As a protest against the manipulation of this law, Mexican President-elect Felipe Calderon is reluctant to visit the United States before his inauguration. Calderon has already visited nine Latin American countries as well as scheduled a forthcoming trip to Canada.

Apparently, the very idea that elected American representatives might for once bow to public opinion on the question of immigration -- symbolically and in complete bad faith, I hasten to add -- is enough to generate a mini-crisis in Mexican-American diplomatic relations.


You shouldn't take it so hard, Felipe. George Bush has let us down, too.



From my latest VDare piece:


When Poland and seven other former Soviet bloc countries joined the European Union in 2004, Tony Blair’s government assured the British public that the country would not be flooded by job-seeking migrants from the East. At most, ministers asserted—at most—Britain could expect around 15,000 additional immigrants per year.

Not for the first time, a government’s math has proven wildly, grotesquely wrong...


Elsewhere in Europe, ministers struggle to come to grips with the growing wave of illegal immigrants attempting to enter the EU on its southern frontiers. Heather first blogged about it here. Since then, French Interior Minister and 2007 presidential candidate Nicolas Sarkozy has urged fellow EU leaders to agree to a ban on future amnesties. Le Figaro reports (my translation here):


At a speech today in Madrid before an inter-ministerial meeting of the European Union's eight Mediterranean member states, Nicolas Sarkozy will endorse a "ban" on massive regularizations.
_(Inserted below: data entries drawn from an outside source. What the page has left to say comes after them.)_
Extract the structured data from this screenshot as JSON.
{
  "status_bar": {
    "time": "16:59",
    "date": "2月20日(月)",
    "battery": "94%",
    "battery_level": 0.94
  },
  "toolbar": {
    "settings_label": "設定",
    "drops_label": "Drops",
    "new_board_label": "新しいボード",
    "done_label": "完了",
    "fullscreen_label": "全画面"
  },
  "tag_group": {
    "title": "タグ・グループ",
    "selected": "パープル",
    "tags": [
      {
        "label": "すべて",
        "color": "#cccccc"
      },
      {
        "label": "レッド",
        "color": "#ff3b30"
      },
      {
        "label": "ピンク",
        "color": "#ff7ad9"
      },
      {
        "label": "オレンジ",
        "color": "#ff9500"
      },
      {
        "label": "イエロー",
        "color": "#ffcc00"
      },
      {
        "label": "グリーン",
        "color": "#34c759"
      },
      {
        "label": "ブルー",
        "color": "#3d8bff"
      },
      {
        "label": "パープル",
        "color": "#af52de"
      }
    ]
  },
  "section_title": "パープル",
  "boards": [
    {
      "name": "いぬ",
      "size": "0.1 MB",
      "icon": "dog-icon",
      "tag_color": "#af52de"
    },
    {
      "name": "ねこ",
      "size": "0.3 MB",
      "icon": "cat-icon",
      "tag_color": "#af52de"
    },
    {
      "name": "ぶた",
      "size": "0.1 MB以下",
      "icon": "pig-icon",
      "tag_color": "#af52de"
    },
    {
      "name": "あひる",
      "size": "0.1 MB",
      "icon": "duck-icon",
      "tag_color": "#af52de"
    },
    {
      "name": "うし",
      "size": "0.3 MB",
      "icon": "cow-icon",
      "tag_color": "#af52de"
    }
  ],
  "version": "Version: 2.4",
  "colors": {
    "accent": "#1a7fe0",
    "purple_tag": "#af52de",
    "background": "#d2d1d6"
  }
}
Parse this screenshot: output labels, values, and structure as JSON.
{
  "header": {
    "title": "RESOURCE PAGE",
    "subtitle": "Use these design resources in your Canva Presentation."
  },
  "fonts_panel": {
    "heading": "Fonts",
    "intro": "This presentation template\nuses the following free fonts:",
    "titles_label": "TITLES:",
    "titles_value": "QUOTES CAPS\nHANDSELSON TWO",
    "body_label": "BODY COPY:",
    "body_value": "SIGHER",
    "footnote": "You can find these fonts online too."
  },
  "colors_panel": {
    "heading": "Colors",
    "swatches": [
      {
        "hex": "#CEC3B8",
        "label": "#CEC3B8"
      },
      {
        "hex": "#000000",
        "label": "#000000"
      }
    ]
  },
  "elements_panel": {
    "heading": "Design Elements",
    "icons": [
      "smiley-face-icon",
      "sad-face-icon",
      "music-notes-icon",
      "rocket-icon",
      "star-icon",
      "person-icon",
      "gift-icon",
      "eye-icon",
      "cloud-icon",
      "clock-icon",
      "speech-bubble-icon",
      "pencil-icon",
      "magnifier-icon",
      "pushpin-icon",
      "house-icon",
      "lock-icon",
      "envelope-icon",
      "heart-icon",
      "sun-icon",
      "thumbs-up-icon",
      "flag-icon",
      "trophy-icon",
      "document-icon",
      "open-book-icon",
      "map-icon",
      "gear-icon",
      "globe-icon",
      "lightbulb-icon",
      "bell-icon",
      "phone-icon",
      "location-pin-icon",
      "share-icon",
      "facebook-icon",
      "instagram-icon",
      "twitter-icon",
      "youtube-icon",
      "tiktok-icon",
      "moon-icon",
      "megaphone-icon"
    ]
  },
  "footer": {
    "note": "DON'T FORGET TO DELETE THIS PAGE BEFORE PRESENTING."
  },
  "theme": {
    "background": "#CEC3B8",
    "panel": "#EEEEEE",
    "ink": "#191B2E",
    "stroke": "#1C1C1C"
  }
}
According to a text made public on the eve of the Madrid meeting, M. Sarkozy will prospose a "future ban on all massive regularizations" as part of the "European pact" on immigration that he supports.


Sarkozy is an astute politican who understands that positionning himself as an advocate of tighter borders makes the best electoral sense. But he is also right: Europe will never get control of its immigration mess as long as individual member states continue to use amnesties as a way of making up for temporary labor shortfalls.